超展開が多くていきなりJKが猟銃持ち出したり、啖呵切り出したりと真面目にやる気がない気がします。
特に台詞が失笑もので「決闘はヴィーナスブリッジ」とかちょっとウケるのですが、どこでツッコんだらいいのかよくわかりません。

殆どポルノ映画なので、オッパイやセックスシーンは沢山出てきます。
最後まで観てもイマイチ痛快感も無く何だかよくわからない作品でした。

ラストまでのあらすじ

その後、洋子は妊娠が発覚したのですが、丈夫は堕胎しろと30万円投げつけて寄越し、更に園長や教頭を使って堕胎しろと洋子に圧力をかけます。
挙句の果てに洋子は澄江達にリンチされて腹をぼこぼこに蹴られ流産に追い込まれてしまいました。
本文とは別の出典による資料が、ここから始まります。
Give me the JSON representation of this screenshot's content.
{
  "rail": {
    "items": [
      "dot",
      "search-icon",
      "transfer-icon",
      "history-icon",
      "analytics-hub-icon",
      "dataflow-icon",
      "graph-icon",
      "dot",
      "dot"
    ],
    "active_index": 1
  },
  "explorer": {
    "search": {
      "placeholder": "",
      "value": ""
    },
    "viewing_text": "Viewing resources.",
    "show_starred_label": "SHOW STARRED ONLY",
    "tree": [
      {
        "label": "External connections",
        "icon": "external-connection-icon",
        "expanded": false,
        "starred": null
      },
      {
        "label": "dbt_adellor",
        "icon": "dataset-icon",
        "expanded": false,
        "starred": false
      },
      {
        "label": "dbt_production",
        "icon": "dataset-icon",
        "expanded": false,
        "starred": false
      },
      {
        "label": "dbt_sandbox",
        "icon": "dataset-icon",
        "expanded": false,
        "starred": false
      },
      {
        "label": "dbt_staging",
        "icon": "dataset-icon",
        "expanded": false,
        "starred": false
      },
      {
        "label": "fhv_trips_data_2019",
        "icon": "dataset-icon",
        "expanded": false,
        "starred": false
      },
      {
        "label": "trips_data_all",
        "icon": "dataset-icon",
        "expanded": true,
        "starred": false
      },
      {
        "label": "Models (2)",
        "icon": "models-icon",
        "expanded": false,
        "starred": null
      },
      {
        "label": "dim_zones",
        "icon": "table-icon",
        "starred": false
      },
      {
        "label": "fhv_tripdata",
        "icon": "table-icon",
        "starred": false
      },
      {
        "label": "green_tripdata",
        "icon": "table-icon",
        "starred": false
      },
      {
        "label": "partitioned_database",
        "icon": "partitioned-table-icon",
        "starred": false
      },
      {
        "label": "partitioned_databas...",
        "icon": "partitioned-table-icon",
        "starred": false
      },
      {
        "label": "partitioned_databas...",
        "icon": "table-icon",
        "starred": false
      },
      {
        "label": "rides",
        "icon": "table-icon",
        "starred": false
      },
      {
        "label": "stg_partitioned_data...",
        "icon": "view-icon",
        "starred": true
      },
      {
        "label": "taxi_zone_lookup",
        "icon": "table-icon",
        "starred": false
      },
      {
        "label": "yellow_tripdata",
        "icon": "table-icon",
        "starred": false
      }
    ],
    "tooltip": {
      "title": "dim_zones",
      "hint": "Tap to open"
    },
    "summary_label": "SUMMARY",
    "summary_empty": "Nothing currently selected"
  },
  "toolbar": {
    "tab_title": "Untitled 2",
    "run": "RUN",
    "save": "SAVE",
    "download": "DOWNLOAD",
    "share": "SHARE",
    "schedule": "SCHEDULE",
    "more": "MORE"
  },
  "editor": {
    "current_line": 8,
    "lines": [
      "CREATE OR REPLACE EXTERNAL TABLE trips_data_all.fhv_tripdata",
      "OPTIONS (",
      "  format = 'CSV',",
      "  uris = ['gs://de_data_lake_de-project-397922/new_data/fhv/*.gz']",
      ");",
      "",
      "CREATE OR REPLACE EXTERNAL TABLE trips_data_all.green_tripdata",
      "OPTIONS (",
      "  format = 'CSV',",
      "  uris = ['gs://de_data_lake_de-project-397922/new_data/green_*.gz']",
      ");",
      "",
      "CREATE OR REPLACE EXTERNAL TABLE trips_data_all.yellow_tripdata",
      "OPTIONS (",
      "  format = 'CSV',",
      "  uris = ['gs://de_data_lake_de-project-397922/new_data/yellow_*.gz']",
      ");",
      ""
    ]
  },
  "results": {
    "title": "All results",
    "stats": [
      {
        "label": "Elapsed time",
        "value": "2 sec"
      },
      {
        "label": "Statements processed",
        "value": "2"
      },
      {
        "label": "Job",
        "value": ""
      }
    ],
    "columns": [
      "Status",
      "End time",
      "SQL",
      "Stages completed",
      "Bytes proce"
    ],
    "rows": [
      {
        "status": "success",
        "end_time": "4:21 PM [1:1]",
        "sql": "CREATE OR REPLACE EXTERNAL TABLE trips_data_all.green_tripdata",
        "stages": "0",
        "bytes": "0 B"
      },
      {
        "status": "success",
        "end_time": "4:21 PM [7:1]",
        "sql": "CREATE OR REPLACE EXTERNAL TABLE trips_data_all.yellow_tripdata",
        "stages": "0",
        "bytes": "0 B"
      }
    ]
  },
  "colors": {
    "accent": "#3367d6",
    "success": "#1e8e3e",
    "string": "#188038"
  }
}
屋上で凹んでいる洋子を発見した由紀は諸々の事情を聞いたのですが、彼女はリンチされた相手のことも父親の名も告げずに由紀に「さようなら」と告げてそのまま飛び降り自殺をしてしまいました。
学校側と理事長は洋子の事件のもみ消しを図り、彼女は学校外で自殺したことにされてしまいました。
迪子達は理事長室に怒鳴り込んだのですが取り合ってもらえなかったので、いつか悪事を暴いてやる!と啖呵を切りました。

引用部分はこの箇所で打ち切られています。